Le Grand Jacquot, qui a voulu cette citation,  semble entièrement d’accord ! Et ses mémoires rendent compte exactement de cela : une ambition et une vie dont tous les actes n’ont que ce but, la servir. Le titre du livre est bien choisi.

Au passage on voit comment s’est nourri « l’énarchie compassionnelle » que nous dénonçons comme une des grandes tares de la France des quarante dernières années.

Première exigence : la survie. Dans une lettre à Giscard il écrit :

« C’est, avec une action insurrectionnelle fondée sur un large mécontentement que nous n’aurions pas su déceler  ou réduire à temps, le seul accident qui peut mettre  en péril notre réforme », écrit-il à Giscard, en évoquant les actions permanentes lancées par le Président pour tenter de liquider l’UDR, prédécesseur du RPR que Chirac créera un peu plus tard.  On retrouvera cette obsession d’arroser la rue, à la première récrimination, chez Sarkozy et aujourd’hui sous Hollande.

Ici le mot réforme est une litote. Il faut lire « notre pouvoir ». Car de réformes il ne saurait y en avoir qui touche à l’Etat, à l’Enarchie, à la fonction publique. Dès le début des années 70 la vision chiraquienne est formée.

« Ma conviction est que jamais un ordre intelligible clair et rationnel ne sera rétabli face à une administration devenue  aussi tentaculaire que paralysante sans une prise de conscience émanant de la nation toute entière ».

Si la nation ne dit rien, il ne faut rien faire. Donc on ne fera rien car on ne lui posera jamais la question.

« Réduire les attributions de l’Etat me parait largement illusoire ». « Ce serait se payer de mots que d’envisager une déflation administrative ». « Il est tout aussi vain de croire qu’un gouvernement se rendra maître de tous les services qui dépendent de lui ». « Il apparait inévitable de renforcer encore la règlementation en matière de protection de l’environnement et de prévention contre les dangers de certaines activités industrielles ».

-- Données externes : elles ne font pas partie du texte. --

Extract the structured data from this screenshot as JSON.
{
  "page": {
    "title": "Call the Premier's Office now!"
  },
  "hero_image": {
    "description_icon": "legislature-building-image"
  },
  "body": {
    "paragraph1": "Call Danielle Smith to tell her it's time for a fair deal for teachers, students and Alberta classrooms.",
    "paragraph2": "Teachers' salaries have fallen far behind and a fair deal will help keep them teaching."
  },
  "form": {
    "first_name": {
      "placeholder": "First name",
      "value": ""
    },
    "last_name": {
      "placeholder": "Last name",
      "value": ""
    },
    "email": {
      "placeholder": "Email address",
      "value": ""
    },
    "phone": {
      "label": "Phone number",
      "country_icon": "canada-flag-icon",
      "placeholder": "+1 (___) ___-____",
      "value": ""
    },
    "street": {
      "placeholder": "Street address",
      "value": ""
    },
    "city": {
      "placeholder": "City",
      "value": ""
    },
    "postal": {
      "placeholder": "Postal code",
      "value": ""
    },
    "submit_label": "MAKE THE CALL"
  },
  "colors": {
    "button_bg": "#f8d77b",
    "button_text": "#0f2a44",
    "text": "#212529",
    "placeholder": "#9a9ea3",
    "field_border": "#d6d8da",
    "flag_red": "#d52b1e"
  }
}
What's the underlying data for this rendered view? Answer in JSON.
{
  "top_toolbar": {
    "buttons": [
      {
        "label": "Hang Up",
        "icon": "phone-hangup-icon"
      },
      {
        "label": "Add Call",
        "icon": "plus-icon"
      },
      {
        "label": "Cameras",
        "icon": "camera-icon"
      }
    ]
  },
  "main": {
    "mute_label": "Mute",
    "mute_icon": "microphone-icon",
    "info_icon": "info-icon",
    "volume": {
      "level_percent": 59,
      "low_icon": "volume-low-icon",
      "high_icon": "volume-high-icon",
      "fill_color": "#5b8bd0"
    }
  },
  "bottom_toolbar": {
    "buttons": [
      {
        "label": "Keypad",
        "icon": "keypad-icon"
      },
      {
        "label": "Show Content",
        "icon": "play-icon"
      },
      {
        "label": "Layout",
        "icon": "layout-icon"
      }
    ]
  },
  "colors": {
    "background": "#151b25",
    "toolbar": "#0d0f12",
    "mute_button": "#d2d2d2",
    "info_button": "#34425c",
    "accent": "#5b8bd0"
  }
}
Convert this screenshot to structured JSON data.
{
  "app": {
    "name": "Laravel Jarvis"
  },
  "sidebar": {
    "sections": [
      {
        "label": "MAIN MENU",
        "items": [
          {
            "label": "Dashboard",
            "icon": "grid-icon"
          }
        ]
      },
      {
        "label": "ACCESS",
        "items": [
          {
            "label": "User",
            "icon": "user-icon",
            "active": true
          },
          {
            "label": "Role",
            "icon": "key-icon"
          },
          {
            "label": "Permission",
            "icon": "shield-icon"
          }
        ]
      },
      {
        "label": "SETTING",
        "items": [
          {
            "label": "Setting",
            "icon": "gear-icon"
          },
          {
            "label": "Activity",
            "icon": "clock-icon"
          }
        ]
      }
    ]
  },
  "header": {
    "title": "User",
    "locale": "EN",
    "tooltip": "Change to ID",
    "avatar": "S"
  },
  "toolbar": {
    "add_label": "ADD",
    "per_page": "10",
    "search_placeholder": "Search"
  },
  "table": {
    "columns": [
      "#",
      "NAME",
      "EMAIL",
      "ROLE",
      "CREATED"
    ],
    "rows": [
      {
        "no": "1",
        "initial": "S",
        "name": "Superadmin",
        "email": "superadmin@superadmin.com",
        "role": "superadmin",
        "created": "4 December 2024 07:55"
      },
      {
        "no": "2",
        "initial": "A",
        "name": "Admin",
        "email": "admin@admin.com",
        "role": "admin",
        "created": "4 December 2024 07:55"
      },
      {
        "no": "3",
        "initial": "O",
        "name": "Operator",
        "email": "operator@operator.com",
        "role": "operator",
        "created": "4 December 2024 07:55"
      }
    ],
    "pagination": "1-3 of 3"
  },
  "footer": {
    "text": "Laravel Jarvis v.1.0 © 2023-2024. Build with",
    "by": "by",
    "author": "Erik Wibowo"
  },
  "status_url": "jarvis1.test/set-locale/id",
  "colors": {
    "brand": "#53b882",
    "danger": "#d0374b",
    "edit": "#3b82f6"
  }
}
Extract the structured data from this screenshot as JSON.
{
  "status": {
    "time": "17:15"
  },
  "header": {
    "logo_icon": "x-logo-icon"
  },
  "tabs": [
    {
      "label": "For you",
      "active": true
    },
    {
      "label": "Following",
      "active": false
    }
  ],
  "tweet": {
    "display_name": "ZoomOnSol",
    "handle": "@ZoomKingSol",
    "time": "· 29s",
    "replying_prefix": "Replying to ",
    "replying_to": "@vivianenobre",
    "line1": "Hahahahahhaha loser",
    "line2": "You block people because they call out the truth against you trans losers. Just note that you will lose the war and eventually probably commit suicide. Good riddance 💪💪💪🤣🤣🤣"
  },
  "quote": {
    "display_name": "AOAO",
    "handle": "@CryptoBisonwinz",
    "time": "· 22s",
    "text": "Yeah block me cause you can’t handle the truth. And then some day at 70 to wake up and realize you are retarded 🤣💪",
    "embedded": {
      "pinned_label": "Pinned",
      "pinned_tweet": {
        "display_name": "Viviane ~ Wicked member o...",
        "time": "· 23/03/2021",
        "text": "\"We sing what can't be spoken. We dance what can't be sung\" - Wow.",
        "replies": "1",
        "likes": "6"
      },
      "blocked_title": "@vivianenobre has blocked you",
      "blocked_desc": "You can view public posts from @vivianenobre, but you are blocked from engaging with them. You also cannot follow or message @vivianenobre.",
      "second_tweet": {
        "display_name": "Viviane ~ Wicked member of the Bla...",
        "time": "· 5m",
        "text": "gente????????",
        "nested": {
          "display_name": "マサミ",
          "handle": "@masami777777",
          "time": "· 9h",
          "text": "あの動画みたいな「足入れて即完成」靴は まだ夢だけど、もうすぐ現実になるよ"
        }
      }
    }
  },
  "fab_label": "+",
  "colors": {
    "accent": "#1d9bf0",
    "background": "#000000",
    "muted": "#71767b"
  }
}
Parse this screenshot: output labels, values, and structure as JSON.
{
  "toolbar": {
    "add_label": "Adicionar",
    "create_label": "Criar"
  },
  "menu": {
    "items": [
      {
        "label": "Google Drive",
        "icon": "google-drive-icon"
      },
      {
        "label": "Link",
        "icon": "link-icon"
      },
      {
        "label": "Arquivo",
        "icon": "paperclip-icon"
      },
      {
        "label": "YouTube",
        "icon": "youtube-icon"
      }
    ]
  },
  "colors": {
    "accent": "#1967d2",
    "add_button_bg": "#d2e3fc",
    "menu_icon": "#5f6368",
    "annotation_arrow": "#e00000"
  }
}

Ne rien faire est légitime car réformer l’Etat est illusoire, et la demande de plus de sécurité est forte. La constitutionnalisation du principe de précaution est en germe.

En même temps il s’agit d’être social. C’est le second terme de l’énarchie : la compassion sociale.

« Je ne me suis nullement senti en désaccord avec son (Chaban Delmas) discours réformiste sur la nouvelle société imprégnée des idéaux d’un travaillisme à la française que je défendrai moi-même 7 ans plus tard ». On retrouvera le thème lorsqu’il s’agira d’écarter Balladur lors des élections présidentielles du début 90 par le slogan « réduire la fracture sociale ».  

Déjà lorsqu’il était secrétaire au budget d’un gouvernement sous la présidence du général de Gaulle, se place une anecdote très révélatrice et de la volonté de ne jamais réduire le volume de l’Etat et de prendre des mesures prétendument de « justice sociale ».

Chirac rencontre De Gaulle :

« Un accroissement de la pression fiscale semble à première vue inévitable. Le Général de Gaulle exclut toute décision de cet ordre. M’interrogeant sur le niveau actuel de la pression fiscale, 34.7% du PIB, il me demande de la ramener à 33%. »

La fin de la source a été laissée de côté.